For some people they need a career that they love and are passionate about. For some they have projects they’ve been dreaming about but never committed the time to do. For me it was two things. It was working on my physical health and my mental health. When I’m in the gym on a regular basis and I’m committed to a lifestyle of fitness and committed to a diet I am a better version of myself. That better version of myself is a person who is willing to self-evaluate. It’s a person who can see that I need to work on the way I approach things. It’s a person who can see that I’ve been my own worst enemy in a lot of ways. It’s a person that has the foresight to see that some of the other things I’ve thought at times that I’ve desperately wanted aren’t as important as I once thought them to be.
For years I’ve chased money. I’ve chased opportunity in jobs. I’ve started to realize there are things that are more important. Finding a company that values you and is willing to do things that show you they value you is more important to me than just making money. For years after my divorce, I desperately wanted to find someone else and get re-married and make it work again. It’s only been recently that I’ve truly gotten to a place where I’m ok being alone. A place where I know if I’m not the person I need to be and I’m still “desperate” I won’t find the kind of person I genuinely want to be with. I’ll find someone else that may have a lot of things I want but in the end it won’t work again.

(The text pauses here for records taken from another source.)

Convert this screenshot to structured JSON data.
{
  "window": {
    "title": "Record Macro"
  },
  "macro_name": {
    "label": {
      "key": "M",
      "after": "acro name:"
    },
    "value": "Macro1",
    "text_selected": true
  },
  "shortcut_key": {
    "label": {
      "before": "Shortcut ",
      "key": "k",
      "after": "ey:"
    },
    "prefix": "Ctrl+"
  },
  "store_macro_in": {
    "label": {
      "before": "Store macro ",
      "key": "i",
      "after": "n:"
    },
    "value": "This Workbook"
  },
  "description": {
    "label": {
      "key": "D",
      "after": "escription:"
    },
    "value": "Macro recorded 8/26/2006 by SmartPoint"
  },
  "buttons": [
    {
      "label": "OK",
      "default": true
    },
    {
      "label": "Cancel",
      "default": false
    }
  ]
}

What do you want out of life? Are there things in your life you want that you are willing to do whatever it takes to get? If there are identify those things and GO AFTER them. If there are other things you want but don’t want to work for that’s perfectly ok. There is nothing wrong with being content with things. If it’s something you truly need. If it’s something that will help you be a better version of yourself and enjoy your life don’t let doubt get in the way. Don’t let circumstances it get in the way. Tell yourself “I am willing” and do whatever it takes to get them.